Brussels - The European Commission has formally warned Italy that its budget plans for 2019 are a serious concern, launching a high-stakes process that could see Rome hit with unprecedented sanctions for breaking commitments to Brussels on its budget.
The process is complicated and could potentially drag on to next summer, with some northern eurozone members such as the Netherlands and Finland eager to see Brussels get tough.
But with European elections fast approaching and support for populist and eurosceptic parties on the rise, the commission is also under political pressure to again show flexibility.
Here are some key ideas to understanding the EU's labyrinthine budget process:
- It's the debt... -
In 2013 during the heat of the crisis, the commission, the EU's executive arm, was handed new powers to enforce budgetary discipline in the eurozone through fines and a right of veto.
At the heart of the concerns is Italy's public debt, which amounts to a jaw-dropping 2.3 trillion euros.
This represents some 131 percent of Gross Domestic Product (GDP), the biggest rate in the eurozone after Greece.
That ratio is more than double the 60 percent of GDP limit set by European rules and above the eurozone average, which stands at around 86.5 percent of GDP.
Brussels has demanded Italy cut spending and reduce its public deficit in order to pare down the debt pile.
But on October 3 the Italian government irked Brussels and provoked the markets by tabling a draft budget that boosted overall spending instead of cutting it and forecasted a public deficit of 2.4 percent of GDP in 2019.
Italy's deficit itself is not problematic: it has been below the EU's three percent of GDP ceiling since 2015 and in 2018, it should be 1.7 percent.
The key piece of data for Brussels is the so-called structural effort, a technical term for long-term reforms such as pension cuts and labour laws on hiring and firing.
Further angering Brussels, Rome has decided to reverse course on these tough reforms, vowing to increase spending instead.
- Italy's 'unprecedented' budget -
The overshoot is "unprecedented in the history of the Stability and Growth Pact," the commission sad in its warning to Rome, giving the government until 1000 GMT on Monday to respond.
If left unsatisfied the commission can then formally reject the budget and ask Italy to deliver a new plan in three weeks.
If Rome remains defiant, then Brussels, backed by the ministers, can open an "excessive deficit procedure" which could theoretically lead the way to financial sanctions.
The 19 eurozone finance ministers then meet on December 3 and will give their verdict, based on the commission recommendation.
The EU could also delay their response and ask for still more information from Rome, throwing the fight until well into next year.

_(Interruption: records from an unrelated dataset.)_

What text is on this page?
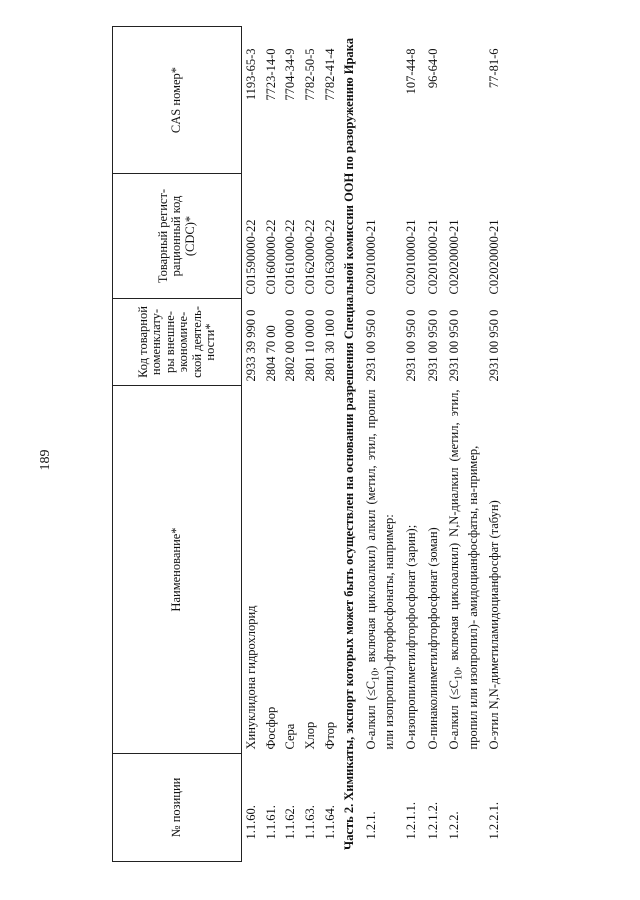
189
№ позиции	Наименование*	Код товарной номенклату-ры внешне-экономиче-ской деятель-ности*	Товарный регист-рационный код (CDC)*	CAS номер*
1.1.60.	Хинуклидона гидрохлорид	2933 39 990 0	C01590000-22	1193-65-3
1.1.61.	Фосфор	2804 70 00	C01600000-22	7723-14-0
1.1.62.	Сера	2802 00 000 0	C01610000-22	7704-34-9
1.1.63.	Хлор	2801 10 000 0	C01620000-22	7782-50-5
1.1.64.	Фтор	2801 30 100 0	C01630000-22	7782-41-4
Часть 2. Химикаты, экспорт которых может быть осуществлен на основании разрешения Специальной комиссии ООН по разоружению Ирака				
1.2.1.	О-алкил ($\le C_{10}$, включая циклоалкил) алкил (метил, этил, пропил или изопропил)-фторфосфонаты, например:	2931 00 950 0	C02010000-21	
1.2.1.1.	О-изопропилметилфторфосфонат (зарин);	2931 00 950 0	C02010000-21	107-44-8
1.2.1.2.	О-пинаколинметилфторфосфонат (зоман)	2931 00 950 0	C02010000-21	96-64-0
1.2.2.	О-алкил ($\le C_{10}$, включая циклоалкил) N,N-диалкил (метил, этил, пропил или изопропил)- амидоцианфосфаты, на-пример,	2931 00 950 0	C02020000-21	
1.2.2.1.	О-этил N,N-диметиламидоцианфосфат (табун)	2931 00 950 0	C02020000-21	77-81-6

Based on EU law, these can go up to 0.2 percent of a nation's annual economic output, about 3.4 billion euros for Italy.
Since the process was created in 2013, bad students have so far escaped financial sanctions.
- 'Rules not stupid' -
For Economic Affairs Commissioner Pierre Moscovici, "the rules are not stupid" and should "be flexible and adapt to situations."
France is the most controversial escapee, after slipping by for nine years with a public deficit above the 3 percent of GDP limit.
Brussels repeatedly issued angry warnings, but Paris was never punished, drawing bitter criticism from balanced budget sticklers, such as Germany and the Netherlands.
Similarly, Spain and Portugal avoided fines in 2016 despite public deficits well beyond the limits.
But in the end, even if Brussels shirks from playing the enforcer, the markets could.
Traders, as well as the Italian government, are braced for the opinions of credit ratings agencies within the coming weeks.
Downgrades could accelerate a flight of investors away from Italian debt, thus sending the government's borrowing rates soaring and threatening the country with a default.